Gli uccelli: lo scricciolo e l’occhiocotto di Eleonora Ortuno

Avendo vissuto sempre in città pochi sono gli uccelli che ricordo e che ho avuto modo di osservare, in primis i piccioni che vedevo in abbondanza in piazza d’Italia, i passeri che facevano il nido nelle cavità dei muri del Rifugio, e da dove i pulcini cadevano, ed infine le rondini che correvano nei cieli da aprile a settembre.

Una volta arrivata a vivere in campagna non ho mai prestato particolare attenzione agli uccelli che sentivo cantare e che vedevo svolazzare qua e la, anzi toglievo infastidita i nidi di quegli uccelli che avevano avuto l’ardire di costruirlo sopra le lampade delle tettoie per evitare di dover pulire continuamente i loro escrementi e finché avevo i gatti ci pensavano loro a tenerli lontani.

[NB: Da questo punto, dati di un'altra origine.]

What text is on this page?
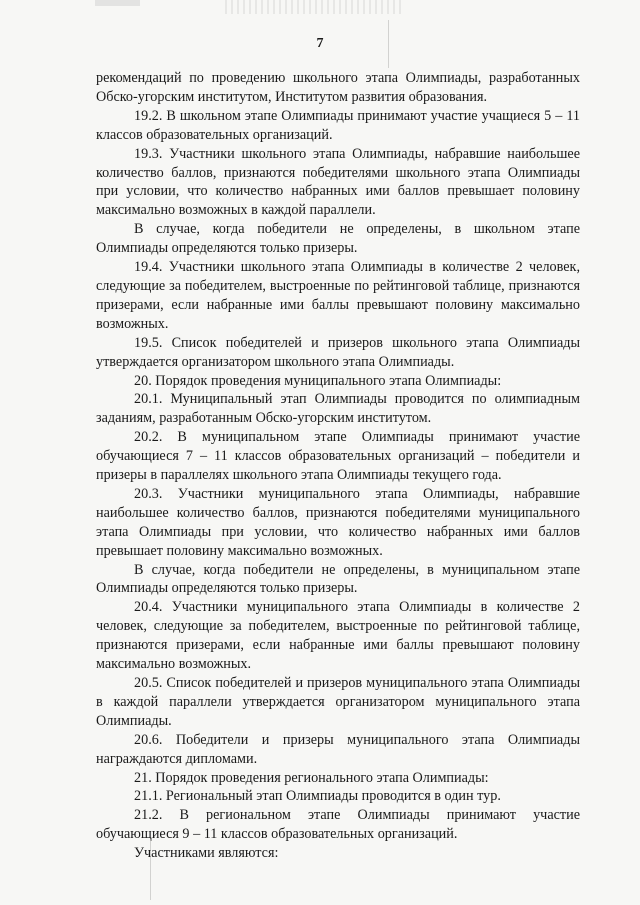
7

рекомендаций по проведению школьного этапа Олимпиады, разработанных Обско-угорским институтом, Институтом развития образования.

19.2. В школьном этапе Олимпиады принимают участие учащиеся 5 – 11 классов образовательных организаций.

19.3. Участники школьного этапа Олимпиады, набравшие наибольшее количество баллов, признаются победителями школьного этапа Олимпиады при условии, что количество набранных ими баллов превышает половину максимально возможных в каждой параллели.

В случае, когда победители не определены, в школьном этапе Олимпиады определяются только призеры.

19.4. Участники школьного этапа Олимпиады в количестве 2 человек, следующие за победителем, выстроенные по рейтинговой таблице, признаются призерами, если набранные ими баллы превышают половину максимально возможных.

19.5. Список победителей и призеров школьного этапа Олимпиады утверждается организатором школьного этапа Олимпиады.

20. Порядок проведения муниципального этапа Олимпиады:

20.1. Муниципальный этап Олимпиады проводится по олимпиадным заданиям, разработанным Обско-угорским институтом.

20.2. В муниципальном этапе Олимпиады принимают участие обучающиеся 7 – 11 классов образовательных организаций – победители и призеры в параллелях школьного этапа Олимпиады текущего года.

20.3. Участники муниципального этапа Олимпиады, набравшие наибольшее количество баллов, признаются победителями муниципального этапа Олимпиады при условии, что количество набранных ими баллов превышает половину максимально возможных.

В случае, когда победители не определены, в муниципальном этапе Олимпиады определяются только призеры.

20.4. Участники муниципального этапа Олимпиады в количестве 2 человек, следующие за победителем, выстроенные по рейтинговой таблице, признаются призерами, если набранные ими баллы превышают половину максимально возможных.

20.5. Список победителей и призеров муниципального этапа Олимпиады в каждой параллели утверждается организатором муниципального этапа Олимпиады.

20.6. Победители и призеры муниципального этапа Олимпиады награждаются дипломами.

21. Порядок проведения регионального этапа Олимпиады:

21.1. Региональный этап Олимпиады проводится в один тур.

21.2. В региональном этапе Олимпиады принимают участие обучающиеся 9 – 11 классов образовательных организаций.

Участниками являются:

Come mi è venuta la passione per gli uccelli, sinceramente non l’ho so, so soltanto che una decina di anni fa, ho prestato più attenzione al loro canto e ai loro movimenti, e quando trovavo un nido posizionavo davanti la videocamera e registravo il via vai dei padroni di casa.

Il primo uccello è stato lo scricciolo che mi trovavo sempre attorno mentre cercava ragni e altri insetti intorno ai vasi delle piante grasse e in più di un’occasione l’ho scambiato per un topo salvo poi ricredermi quando questo volava via improvvisamente, uscendo allo scoperto.

Spesso seduta al sole, mi saltellava davanti senza timore, in cerca di prede, gli insetti, che divorava avidamente appena ne trovava uno.

Intanto dico che è un uccello meraviglioso, soprattutto il suo canto che inizialmente non sapevo di chi fosse per cui l’ho registrato e lui prontamente si è fatto vedere cantando a sua volta, io spesso mi divertivo a “prenderlo in giro” e quando azionavo il registratore lui prontamente rispondeva volandomi intorno per capire chi era l’intruso che aveva osato invadere il suo territorio.

Un uccello così piccolo fa tutto in grande dal suo canto, che è uno dei più melodiosi e potenti, al suo nido che è enorme confrontato alle sue dimensioni. E’ un uccello molto tenace che se decide di fare il nido in un posto lo fa comunque, infatti, spesso mi sono ritrovata ad avere nidi nelle maniche e nelle tasche dei giubbotti o maglioni stesi, che lui, prontamente, aveva riempito di foglie secche, paglia e peli di cane e per evitare che li rifacesse, dopo aver rilavato gli indumenti, dovevo ristenderli dentro casa.